İçeriğe geç

İçindekiler kısmına geç

Gizlilik İkilemi

Gizlilik İkilemi

Gizlilik İkilemi

“EN FAKİR ADAM BİLE KULÜBESİNİN İÇİNDEYKEN KRALIN TÜM GÜCÜNE MEYDAN OKUYABİLSİN.”—WILLIAM PITT, BRİTANYALI POLİTİKACI, 1759-1806.

PITT’İN sözlerinde, yaşamının bir kısmını meraklı gözlerden uzak tutacak bir sınır koyabilmek için, herkesin özel hayat hakkına sahip olması gerektiği ima edilmektedir.

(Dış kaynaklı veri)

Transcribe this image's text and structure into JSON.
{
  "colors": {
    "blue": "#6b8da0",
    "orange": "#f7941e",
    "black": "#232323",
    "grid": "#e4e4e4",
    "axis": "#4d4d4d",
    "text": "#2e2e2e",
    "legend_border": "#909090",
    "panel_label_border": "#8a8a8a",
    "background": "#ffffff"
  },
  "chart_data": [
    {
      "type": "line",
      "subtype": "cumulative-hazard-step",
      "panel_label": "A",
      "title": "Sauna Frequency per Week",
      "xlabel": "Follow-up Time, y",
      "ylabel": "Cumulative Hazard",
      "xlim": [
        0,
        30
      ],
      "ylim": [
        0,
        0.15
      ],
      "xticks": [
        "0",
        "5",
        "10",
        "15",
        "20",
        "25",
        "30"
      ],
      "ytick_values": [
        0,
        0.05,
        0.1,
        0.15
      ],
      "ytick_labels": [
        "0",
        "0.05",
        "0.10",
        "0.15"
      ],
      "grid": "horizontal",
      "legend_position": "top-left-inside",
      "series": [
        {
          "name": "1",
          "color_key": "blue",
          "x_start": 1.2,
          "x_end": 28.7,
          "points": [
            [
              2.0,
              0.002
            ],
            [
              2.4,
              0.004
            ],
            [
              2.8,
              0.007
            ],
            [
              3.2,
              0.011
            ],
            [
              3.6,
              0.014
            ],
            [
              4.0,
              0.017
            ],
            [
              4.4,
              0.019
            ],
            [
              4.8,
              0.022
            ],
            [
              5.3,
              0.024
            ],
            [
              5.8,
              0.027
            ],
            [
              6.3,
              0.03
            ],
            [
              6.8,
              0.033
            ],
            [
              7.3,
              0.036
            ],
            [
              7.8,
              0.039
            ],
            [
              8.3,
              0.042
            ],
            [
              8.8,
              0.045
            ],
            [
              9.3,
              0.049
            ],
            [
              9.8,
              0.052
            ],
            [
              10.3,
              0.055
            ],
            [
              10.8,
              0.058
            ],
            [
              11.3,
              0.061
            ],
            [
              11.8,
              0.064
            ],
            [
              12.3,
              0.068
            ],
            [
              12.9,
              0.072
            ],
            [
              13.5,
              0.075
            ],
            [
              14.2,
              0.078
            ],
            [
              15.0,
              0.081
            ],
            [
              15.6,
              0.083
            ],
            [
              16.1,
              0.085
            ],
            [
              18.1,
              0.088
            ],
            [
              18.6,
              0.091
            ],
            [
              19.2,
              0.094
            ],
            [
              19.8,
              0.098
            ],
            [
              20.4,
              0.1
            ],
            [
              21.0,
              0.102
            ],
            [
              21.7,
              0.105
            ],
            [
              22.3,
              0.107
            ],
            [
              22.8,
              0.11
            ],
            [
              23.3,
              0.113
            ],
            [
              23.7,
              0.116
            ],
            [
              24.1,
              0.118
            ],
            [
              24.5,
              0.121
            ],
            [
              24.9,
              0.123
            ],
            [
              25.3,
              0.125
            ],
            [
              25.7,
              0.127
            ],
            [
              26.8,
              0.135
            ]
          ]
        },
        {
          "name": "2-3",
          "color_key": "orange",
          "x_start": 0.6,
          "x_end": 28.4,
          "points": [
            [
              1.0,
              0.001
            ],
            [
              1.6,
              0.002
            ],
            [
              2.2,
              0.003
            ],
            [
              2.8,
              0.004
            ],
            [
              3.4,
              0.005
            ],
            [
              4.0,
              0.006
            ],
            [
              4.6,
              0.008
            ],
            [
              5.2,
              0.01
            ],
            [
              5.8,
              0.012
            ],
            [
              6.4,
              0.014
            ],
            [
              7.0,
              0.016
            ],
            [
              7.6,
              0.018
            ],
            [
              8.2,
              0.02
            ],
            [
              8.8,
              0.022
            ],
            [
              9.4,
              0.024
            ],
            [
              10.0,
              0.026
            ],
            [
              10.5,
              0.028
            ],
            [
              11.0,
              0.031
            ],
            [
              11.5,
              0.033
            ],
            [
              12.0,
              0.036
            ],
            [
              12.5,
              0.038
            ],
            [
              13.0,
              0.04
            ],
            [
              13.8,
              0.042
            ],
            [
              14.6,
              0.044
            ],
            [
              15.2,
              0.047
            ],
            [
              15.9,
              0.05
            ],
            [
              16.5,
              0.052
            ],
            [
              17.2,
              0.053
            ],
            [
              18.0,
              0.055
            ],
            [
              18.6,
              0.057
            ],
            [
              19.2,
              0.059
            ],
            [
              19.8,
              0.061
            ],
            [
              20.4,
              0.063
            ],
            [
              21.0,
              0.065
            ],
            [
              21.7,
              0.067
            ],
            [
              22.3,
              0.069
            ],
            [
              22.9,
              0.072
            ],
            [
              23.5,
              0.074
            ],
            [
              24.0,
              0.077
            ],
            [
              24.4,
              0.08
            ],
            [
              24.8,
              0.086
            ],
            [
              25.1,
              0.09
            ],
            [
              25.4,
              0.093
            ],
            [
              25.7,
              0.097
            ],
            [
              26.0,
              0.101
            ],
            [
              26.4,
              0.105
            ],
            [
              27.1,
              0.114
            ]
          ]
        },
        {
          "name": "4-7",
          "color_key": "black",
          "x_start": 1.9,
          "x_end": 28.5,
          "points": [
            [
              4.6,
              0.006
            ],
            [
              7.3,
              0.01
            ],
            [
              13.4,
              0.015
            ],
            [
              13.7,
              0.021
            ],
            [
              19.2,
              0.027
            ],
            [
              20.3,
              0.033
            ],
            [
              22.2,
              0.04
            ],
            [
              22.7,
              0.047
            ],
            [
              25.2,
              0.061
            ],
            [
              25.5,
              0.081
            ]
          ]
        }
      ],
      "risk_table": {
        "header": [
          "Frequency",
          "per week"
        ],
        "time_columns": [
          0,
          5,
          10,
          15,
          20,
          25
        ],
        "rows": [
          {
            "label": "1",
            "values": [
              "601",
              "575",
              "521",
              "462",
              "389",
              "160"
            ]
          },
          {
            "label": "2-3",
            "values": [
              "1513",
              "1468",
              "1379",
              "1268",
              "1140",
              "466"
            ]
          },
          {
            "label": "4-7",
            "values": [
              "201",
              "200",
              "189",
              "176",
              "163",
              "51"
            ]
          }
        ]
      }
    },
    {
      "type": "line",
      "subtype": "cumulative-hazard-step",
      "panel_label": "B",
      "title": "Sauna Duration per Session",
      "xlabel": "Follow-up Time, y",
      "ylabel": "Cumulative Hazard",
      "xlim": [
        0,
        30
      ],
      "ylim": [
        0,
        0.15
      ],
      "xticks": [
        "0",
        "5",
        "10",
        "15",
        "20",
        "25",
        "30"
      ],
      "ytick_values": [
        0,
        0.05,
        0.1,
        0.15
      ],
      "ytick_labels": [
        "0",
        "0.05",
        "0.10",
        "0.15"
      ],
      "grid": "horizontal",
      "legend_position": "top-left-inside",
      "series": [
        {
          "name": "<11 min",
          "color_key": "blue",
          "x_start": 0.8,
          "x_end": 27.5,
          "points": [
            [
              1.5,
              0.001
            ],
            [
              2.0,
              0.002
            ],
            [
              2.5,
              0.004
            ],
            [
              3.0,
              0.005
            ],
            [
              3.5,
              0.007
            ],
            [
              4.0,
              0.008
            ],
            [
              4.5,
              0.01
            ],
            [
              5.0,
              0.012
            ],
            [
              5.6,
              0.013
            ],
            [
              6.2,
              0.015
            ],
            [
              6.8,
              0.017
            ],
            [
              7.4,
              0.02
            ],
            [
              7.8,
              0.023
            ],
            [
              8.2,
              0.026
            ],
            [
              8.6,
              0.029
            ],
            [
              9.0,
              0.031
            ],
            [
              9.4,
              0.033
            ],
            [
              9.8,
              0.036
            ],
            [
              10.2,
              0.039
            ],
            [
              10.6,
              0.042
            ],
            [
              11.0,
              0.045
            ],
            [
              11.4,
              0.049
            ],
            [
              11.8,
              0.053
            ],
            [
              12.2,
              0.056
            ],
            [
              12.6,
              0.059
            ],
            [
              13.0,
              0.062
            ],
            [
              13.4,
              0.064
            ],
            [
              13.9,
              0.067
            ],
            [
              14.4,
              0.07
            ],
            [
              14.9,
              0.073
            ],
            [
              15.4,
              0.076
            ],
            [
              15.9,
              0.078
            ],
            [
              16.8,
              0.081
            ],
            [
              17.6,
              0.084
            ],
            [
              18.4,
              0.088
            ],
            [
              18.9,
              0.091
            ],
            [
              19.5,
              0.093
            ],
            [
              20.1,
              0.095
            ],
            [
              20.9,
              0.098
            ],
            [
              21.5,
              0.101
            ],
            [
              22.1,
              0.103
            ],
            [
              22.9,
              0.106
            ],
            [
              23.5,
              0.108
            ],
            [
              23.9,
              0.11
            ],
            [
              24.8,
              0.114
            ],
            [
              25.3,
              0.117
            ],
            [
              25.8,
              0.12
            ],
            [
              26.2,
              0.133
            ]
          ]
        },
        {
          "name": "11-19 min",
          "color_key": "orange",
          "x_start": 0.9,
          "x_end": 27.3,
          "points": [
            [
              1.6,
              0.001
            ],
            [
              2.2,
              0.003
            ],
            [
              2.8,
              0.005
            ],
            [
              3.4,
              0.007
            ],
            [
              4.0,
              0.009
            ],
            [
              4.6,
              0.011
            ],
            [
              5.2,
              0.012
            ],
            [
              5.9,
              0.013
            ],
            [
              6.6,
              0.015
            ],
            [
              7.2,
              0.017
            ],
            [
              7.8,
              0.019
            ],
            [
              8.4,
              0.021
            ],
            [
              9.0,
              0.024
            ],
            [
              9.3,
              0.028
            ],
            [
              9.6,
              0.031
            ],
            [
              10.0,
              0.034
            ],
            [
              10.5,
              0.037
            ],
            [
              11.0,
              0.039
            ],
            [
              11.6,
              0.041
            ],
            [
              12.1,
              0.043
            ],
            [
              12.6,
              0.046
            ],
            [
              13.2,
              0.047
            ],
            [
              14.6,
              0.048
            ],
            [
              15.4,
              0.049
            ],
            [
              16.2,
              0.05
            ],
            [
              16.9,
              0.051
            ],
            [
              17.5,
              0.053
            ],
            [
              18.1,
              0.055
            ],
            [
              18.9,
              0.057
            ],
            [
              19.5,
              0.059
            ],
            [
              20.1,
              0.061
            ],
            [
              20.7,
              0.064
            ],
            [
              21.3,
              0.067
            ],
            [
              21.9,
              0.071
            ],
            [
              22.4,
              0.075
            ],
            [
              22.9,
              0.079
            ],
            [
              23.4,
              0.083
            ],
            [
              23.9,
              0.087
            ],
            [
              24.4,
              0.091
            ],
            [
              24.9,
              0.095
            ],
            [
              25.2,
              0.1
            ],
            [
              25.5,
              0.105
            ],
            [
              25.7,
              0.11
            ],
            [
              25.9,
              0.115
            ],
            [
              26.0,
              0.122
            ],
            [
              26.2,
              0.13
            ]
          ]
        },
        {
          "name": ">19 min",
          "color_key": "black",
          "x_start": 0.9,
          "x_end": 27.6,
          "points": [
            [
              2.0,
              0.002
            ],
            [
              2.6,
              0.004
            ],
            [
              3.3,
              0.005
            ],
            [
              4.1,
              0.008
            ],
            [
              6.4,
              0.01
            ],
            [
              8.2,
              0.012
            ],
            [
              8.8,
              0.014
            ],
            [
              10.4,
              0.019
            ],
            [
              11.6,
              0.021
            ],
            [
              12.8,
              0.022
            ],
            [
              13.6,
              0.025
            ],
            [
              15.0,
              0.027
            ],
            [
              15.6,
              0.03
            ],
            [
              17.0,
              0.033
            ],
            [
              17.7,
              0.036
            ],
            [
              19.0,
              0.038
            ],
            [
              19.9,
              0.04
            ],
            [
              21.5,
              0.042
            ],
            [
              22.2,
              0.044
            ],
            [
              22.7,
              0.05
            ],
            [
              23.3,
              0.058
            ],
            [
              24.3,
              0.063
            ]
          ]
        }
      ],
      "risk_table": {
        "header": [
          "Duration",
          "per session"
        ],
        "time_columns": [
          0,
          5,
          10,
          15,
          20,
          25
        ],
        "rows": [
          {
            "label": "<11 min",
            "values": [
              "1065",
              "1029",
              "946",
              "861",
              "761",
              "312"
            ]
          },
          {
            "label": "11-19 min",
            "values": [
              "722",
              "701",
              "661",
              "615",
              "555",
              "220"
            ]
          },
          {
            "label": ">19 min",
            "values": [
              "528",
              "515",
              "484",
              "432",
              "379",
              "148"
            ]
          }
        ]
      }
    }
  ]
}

Özel hayat, farklı kültürlerden insanlar için farklı anlamlara gelebilir. Örneğin Büyük Okyanus’taki Samoa adalarında genelde evlerin duvarları yoktur ve ailenin ev içinde yaptığı hemen her şey dışarıdan rahatlıkla görülebilir. Ancak orada bile bir eve davet edilmeden girmek kabalık olarak görülür.

İnsanlar uzun zamandır, özel hayatın bir ölçüde gizli kalmasının gerekli olduğunun farkındadır. Mukaddes Kitap, William Pitt’in bu ünlü sözünden binlerce yıl önce, başkalarının özel yaşamına saygı göstermek gerektiğini söylemişti. Kral Süleyman şöyle yazmıştı: “Komşunun evine ayağını seyrek bas; yoksa sana doyar da senden nefret eder.” (Süleymanın Meselleri 25:17) Resul Pavlus da şunu tembihlemişti: “Kendi işinize bakmayı . . . . amaç edinin.”—I. Selânikliler 4:11, .

Özel yaşamın gizliliği öyle önemli bir haktır ki, The UNESCO Courier dergisinde “medeni hakların temeli” olarak adlandırılmıştır. Benzer şekilde, nüfuzlu bir Latin Amerikalı politikacı şöyle demişti: “Tüm insan hakları, bir anlamda özel hayatın gizliliği hakkının farklı yönleridir.”

Ne var ki hükümetler ve güvenlik güçleri, giderek şiddetlenen suçların ve küresel terörizmin egemen olduğu günümüz ortamında yurttaşlarını korumak için özel hayatın sınırlarını ihlal etmeye mecbur olduklarını giderek daha çok hissediyorlar. Neden? Çünkü toplum içindeki suç örgütleri, özel yaşamın gizliliği hakkını, kötülüklerine paravan olarak kullanıyorlar. Bu nedenle, devletin yurttaşlarını koruma sorumluluğu ile bireyin özel hayat hakkı arasında bir denge kurma mücadelesi var.

Ya Güvenlik Ya Özel Hayat

11 Eylül 2001 tarihinde dünyayı sarsan terörist saldırılar, çoğu insanın, devletin özel hayatın bazı yönlerine izinsiz girme hakkıyla ilgili görüşünü değiştirdi. ABD federal ticaret komisyonunun eski bir üyesi, BusinessWeek’e “11 Eylül çok şeyi değiştirdi” dedi. Şuna dikkat çekti: “Teröristler, özel hayatlarının korunduğu bir toplumda harekete geçerler. Eğer onların kimliğini açığa çıkarmak için özel hayata girilmesi gerekliyse, çoğu insan ‘Tamam, ne gerekiyorsa yapın!’ diyecektir.” Dergi şunu bildiriyor: “11 Eylülden beri yapılan anketler, Amerikalıların % 86’sının yüz tanıma sistemlerinin daha geniş çapta kullanılmasından yana olduğunu, %81’inin bankacılık ve kredi kartı işlemlerinin daha yakından görüntülenmesini istediğini ve %68’inin ulusal bir kimlik kartı kullanımını desteklediğini gösteriyor.”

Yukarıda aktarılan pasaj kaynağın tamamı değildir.